Michaël Levinas : Evanoui (création)
Serge Nigg : Fulgur
Bruno Mantovani : Concerto pour deux altos (création)
Michaël Levinas (piano, électronique), Antoine Tamestit, Tabea Zimmermann (alto), Benoît Meudic (réalisation informatique musicale IRCAM)
Orchestre philharmonique de Radio France, Pascal Rophé (direction)

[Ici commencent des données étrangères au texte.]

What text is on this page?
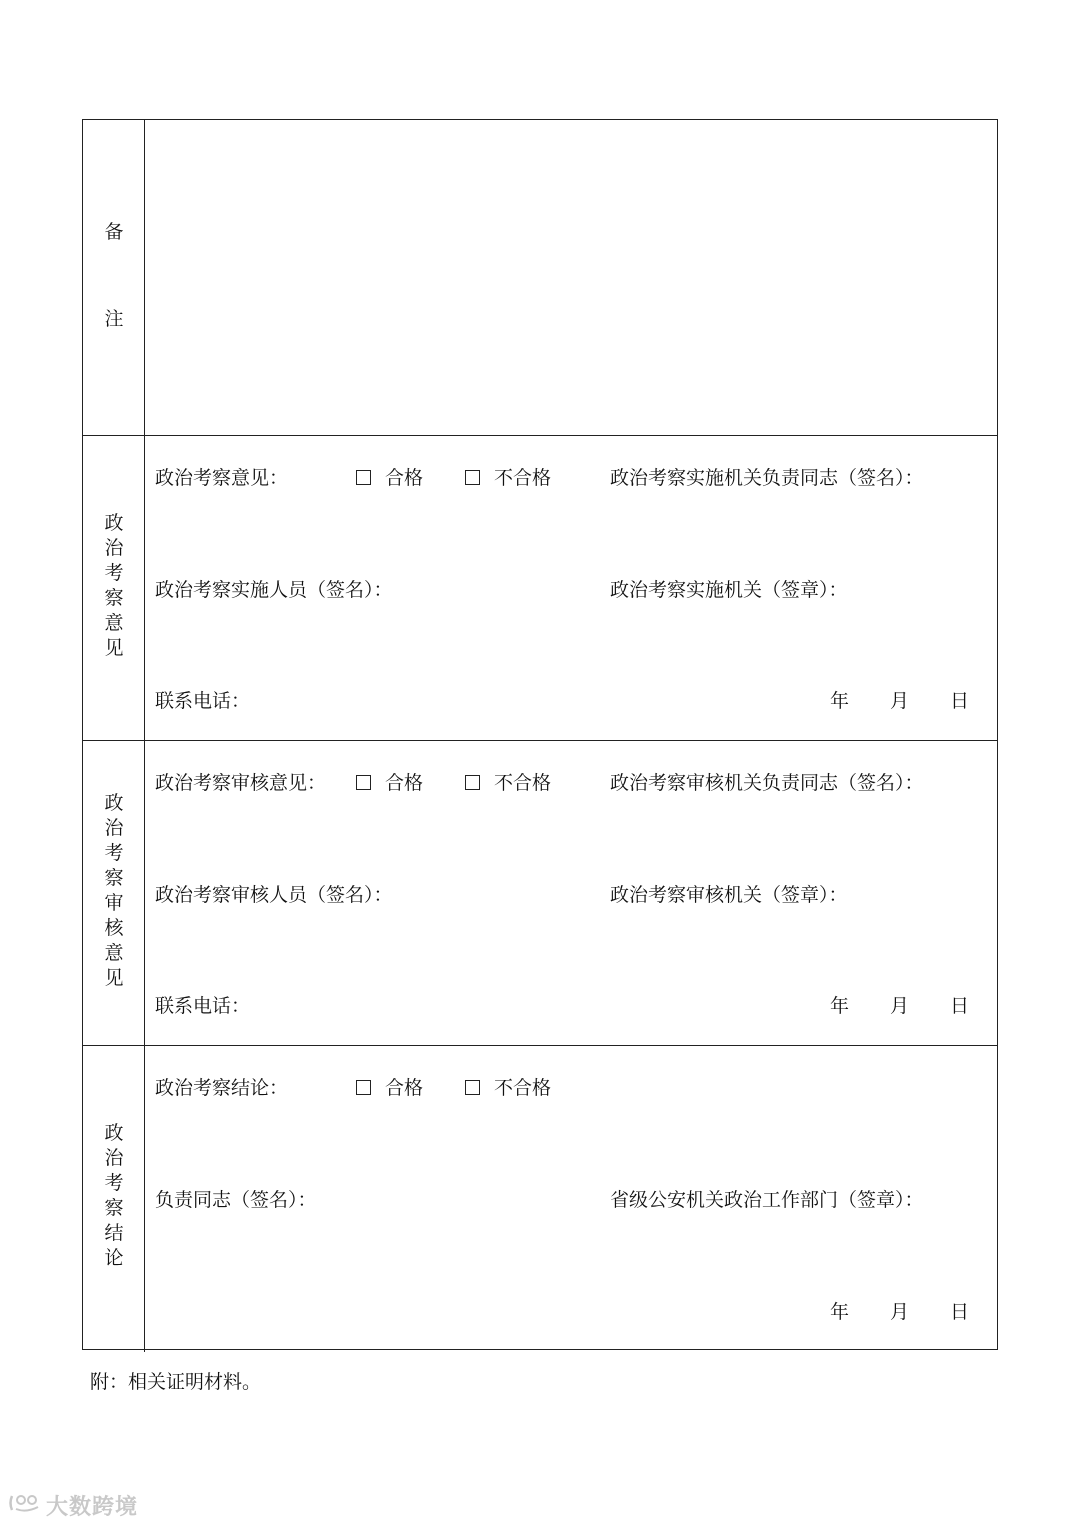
备
注
政
治
考
察
意
见
政治考察意见：	合格	不合格	政治考察实施机关负责同志（签名）：
政治考察实施人员（签名）：	政治考察实施机关（签章）：
联系电话：	年 月 日
政
治
考
察
审
核
意
见
政治考察审核意见：	合格	不合格	政治考察审核机关负责同志（签名）：
政治考察审核人员（签名）：	政治考察审核机关（签章）：
联系电话：	年 月 日
政
治
考
察
结
论
政治考察结论：	合格	不合格
负责同志（签名）：	省级公安机关政治工作部门（签章）：
年 月 日
附：相关证明材料。
大数跨境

Au cours de cette saison, «Présences», toujours sous la direction artistique de René Bosc, poursuit dans la voie de la décentralisation: sur les trois premiers week-ends de la dix-neuvième édition, seul un a eu lieu dans la capitale, les deux autres se tenant à Dijon puis à Metz. Mais pour la conclusion du festival, c’est le retour aux 104: le pluriel est de mise, car outre l’ancien studio 104 de la Maison de Radio France (devenu Auditorium Olivier Messiaen) pour les deux derniers week-ends, le CENTQUATRE qui inauguré en octobre dernier rue d’Aubervilliers accueillera «Présences électronique» du 13 au 15 mars.

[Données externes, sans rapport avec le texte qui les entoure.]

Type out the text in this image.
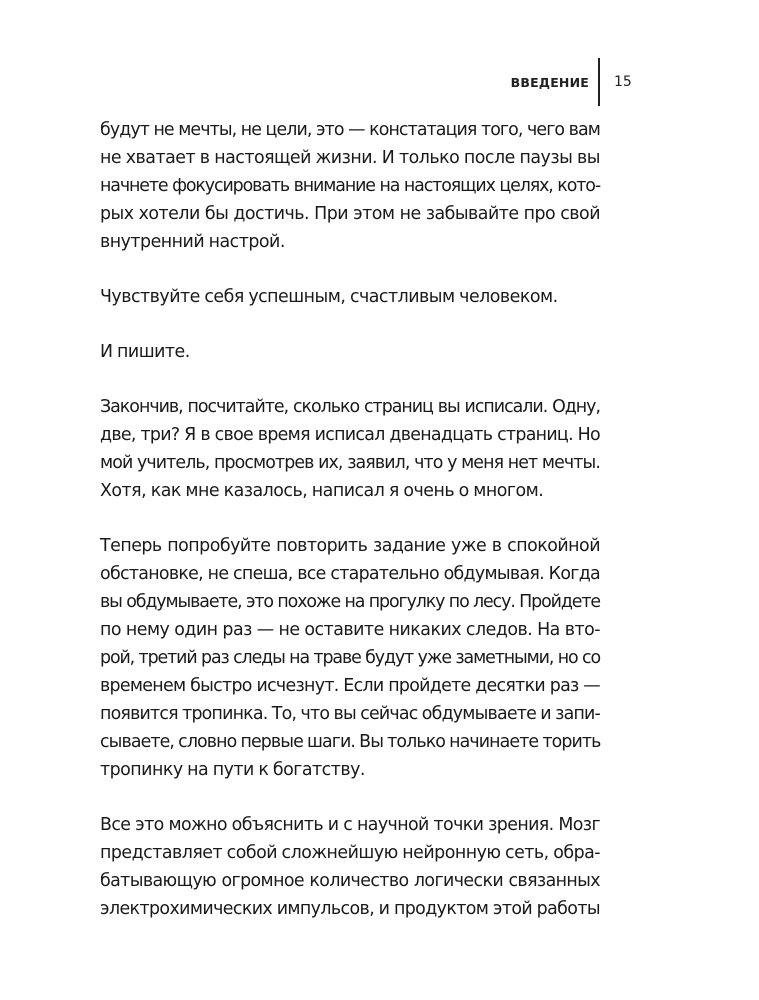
ВВЕДЕНИЕ 15

будут не мечты, не цели, это — констатация того, чего вам
не хватает в настоящей жизни. И только после паузы вы
начнете фокусировать внимание на настоящих целях, кото-
рых хотели бы достичь. При этом не забывайте про свой
внутренний настрой.

Чувствуйте себя успешным, счастливым человеком.

И пишите.

Закончив, посчитайте, сколько страниц вы исписали. Одну,
две, три? Я в свое время исписал двенадцать страниц. Но
мой учитель, просмотрев их, заявил, что у меня нет мечты.
Хотя, как мне казалось, написал я очень о многом.

Теперь попробуйте повторить задание уже в спокойной
обстановке, не спеша, все старательно обдумывая. Когда
вы обдумываете, это похоже на прогулку по лесу. Пройдете
по нему один раз — не оставите никаких следов. На вто-
рой, третий раз следы на траве будут уже заметными, но со
временем быстро исчезнут. Если пройдете десятки раз —
появится тропинка. То, что вы сейчас обдумываете и запи-
сываете, словно первые шаги. Вы только начинаете торить
тропинку на пути к богатству.

Все это можно объяснить и с научной точки зрения. Мозг
представляет собой сложнейшую нейронную сеть, обра-
батывающую огромное количество логически связанных
электрохимических импульсов, и продуктом этой работы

C’est l’Orchestre philharmonique de Radio France qui donne deux des trois concerts de l’avant-dernier week-end: deux créations au programme du premier de ces concerts, sous la direction de Pascal Rophé, précédées chacune par une œuvre d’un compositeur récemment disparu et avec laquelle on ne pourra s’empêcher de chercher une hypothétique parenté. L’exercice n’est guère difficile en première partie: Michaël Levinas lui-même se met au piano pour les deux premières Etudes (1985) pour piano de Ligeti, avant la présentation de sa nouvelle pièce, intitulée Evanoui (2006). Différents représentants des cordes pincées (deux harpes, deux guitares, clavecin), auxquels sont associés trois synthétiseurs, piano et célesta, se détachent de l’orchestre traditionnel (sans hautbois ni bassons mais avec trois saxophones), relégué côté cour et disposé comme dans un miroir, tels ces premiers violons inhabituellement placés à droite du chef. Levinas déclenche quatorze minutes d’une sorte de gamelan infernal, qui, jouant sur différents diapasons, fait songer aux instruments délirants de Harry Partch, même si ce babil incessant et fascinant, toujours en mouvement, ne renie pas non plus son appartenance au courant spectral, pour s’achever sur des superpositions d’arpèges ponctuées par les rugissements du lion’s roar.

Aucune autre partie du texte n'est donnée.